Indonesia: Bank Indonesia keeps rates unchanged in September
September 18, 2015
At its 18 September monetary policy meeting, the Central Bank decided to hold the BI policy rate at 7.50% as expected by the market. This marks the seventh straight meeting with no change to the policy rate after the surprise 25-basis-point cut in February. The Bank continues to see the rate as appropriate considering the inflation outlook as well as the current state of the economy. The significant depreciation of the rupiah and the devaluation of the Chinese yuan have severely limited the Bank’s ability to stimulate the struggling economy with another rate cut. The Bank also maintained the deposit facility rate at 5.50% and the lending facility rate at 8.00%.
Bank Indonesia acknowledged that the economy decelerated in the second quarter. However, more recent data point to a pickup of the economy in the third quarter. Household spending has improved amid an increase in motorcycle sales. Moreover, investment is expected to record a robust growth rate in Q3 mainly reflecting a surge in government spending. Adding to that, the Bank commented that the trade balance recorded a surplus in August, although it was lower than the previous month’s surplus due to a surge in imports.
Regarding price developments, the Bank pointed out that inflationary pressures were contained in August, which broadly reflected post-Ramadan price corrections. Inflation was at 7.2% in August, which was down from the 7.3% recorded in July. The Bank is confident that its inflation target corridor of 4.0% plus or minus 1.0% for 2015 can be achieved.
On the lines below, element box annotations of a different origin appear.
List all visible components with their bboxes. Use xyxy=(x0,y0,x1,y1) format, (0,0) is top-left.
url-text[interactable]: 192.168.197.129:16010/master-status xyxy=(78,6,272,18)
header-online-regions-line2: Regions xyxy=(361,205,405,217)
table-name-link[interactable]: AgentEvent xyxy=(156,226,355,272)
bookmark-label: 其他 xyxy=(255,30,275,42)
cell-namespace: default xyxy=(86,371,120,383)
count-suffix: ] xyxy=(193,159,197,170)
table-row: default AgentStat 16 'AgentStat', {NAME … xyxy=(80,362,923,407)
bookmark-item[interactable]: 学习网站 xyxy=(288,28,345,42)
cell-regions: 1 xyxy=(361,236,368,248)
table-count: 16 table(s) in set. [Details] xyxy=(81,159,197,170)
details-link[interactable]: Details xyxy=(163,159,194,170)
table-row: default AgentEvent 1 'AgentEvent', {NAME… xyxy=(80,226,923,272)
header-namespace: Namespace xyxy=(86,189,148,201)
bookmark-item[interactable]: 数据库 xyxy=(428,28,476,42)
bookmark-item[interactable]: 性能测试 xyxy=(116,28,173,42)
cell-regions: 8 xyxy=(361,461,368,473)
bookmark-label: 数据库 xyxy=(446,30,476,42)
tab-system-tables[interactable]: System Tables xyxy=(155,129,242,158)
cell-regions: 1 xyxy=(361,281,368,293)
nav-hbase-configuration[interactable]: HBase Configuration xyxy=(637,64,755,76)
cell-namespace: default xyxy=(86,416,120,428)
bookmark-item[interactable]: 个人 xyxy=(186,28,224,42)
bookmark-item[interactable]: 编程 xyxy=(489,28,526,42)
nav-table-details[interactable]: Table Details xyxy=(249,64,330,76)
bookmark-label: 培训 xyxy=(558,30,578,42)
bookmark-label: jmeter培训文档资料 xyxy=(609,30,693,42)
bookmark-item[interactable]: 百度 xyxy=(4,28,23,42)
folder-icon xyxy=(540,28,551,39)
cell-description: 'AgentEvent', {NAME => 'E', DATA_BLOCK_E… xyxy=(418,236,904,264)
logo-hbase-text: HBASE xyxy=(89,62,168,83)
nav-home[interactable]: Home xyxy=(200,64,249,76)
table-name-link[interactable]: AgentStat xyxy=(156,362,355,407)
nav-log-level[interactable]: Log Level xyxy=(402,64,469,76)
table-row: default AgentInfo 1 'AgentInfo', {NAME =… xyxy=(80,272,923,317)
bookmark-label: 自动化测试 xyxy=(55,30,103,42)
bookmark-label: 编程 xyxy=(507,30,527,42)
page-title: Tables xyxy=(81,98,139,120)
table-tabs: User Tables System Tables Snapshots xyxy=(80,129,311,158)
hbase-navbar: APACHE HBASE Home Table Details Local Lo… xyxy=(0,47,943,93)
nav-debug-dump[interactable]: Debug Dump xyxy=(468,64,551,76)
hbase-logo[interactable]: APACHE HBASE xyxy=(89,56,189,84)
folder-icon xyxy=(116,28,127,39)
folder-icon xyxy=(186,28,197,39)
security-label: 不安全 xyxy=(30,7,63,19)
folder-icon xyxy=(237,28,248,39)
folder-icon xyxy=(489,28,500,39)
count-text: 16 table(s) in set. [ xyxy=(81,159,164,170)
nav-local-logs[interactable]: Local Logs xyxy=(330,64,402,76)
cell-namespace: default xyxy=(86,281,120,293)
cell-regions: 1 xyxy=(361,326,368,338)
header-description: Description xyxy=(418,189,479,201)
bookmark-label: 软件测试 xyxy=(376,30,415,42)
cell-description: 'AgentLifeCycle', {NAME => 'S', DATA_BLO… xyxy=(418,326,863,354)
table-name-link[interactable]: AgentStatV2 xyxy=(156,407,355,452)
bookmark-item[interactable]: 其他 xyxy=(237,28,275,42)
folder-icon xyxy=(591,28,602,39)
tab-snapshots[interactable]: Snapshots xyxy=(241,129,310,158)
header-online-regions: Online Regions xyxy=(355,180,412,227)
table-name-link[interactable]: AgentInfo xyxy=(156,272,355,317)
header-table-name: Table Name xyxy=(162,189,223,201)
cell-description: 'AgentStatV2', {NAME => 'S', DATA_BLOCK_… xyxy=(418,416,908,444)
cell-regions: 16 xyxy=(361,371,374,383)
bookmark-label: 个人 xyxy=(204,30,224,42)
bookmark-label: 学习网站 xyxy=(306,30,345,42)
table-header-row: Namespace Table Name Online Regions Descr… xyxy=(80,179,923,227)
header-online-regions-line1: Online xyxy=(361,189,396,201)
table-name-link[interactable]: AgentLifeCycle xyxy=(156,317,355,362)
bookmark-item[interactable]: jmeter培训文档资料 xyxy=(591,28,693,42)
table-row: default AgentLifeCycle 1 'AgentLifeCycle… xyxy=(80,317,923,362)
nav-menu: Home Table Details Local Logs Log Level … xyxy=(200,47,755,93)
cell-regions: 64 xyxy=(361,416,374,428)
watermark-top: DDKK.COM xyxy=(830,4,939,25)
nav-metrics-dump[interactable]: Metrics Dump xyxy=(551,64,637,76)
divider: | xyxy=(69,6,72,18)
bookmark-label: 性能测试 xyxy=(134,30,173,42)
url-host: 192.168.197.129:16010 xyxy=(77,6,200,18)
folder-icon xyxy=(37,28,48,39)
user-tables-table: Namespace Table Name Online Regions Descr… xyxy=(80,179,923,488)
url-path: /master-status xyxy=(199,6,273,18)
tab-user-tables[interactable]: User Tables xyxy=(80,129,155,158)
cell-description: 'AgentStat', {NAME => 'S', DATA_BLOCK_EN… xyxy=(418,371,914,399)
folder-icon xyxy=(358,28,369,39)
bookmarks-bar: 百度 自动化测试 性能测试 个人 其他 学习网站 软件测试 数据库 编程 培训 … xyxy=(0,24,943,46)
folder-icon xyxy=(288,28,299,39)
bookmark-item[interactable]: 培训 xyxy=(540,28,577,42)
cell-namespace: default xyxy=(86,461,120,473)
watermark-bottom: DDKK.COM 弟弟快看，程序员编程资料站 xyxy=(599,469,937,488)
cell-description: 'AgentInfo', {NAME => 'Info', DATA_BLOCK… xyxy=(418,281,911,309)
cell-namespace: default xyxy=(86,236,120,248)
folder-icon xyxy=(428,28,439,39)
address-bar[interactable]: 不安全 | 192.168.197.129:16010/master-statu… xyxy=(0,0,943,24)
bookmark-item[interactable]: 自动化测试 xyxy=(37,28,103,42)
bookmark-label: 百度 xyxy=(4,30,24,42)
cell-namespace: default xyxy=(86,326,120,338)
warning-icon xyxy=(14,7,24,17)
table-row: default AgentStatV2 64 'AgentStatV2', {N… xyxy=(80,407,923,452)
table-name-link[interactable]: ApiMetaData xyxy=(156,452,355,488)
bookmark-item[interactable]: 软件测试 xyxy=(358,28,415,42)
The Bank emphasized that the rupiah is under pressure due mainly to external factors, including expectations of an interest rate hike by the Federal Reserve sooner rather than later and China’s devaluation of the yuan. Growing domestic demand for foreign exchange to repay debt is another factor at play. The Bank stated that it will continue to intervene in the foreign exchange market to stabilize and defend the rupiah.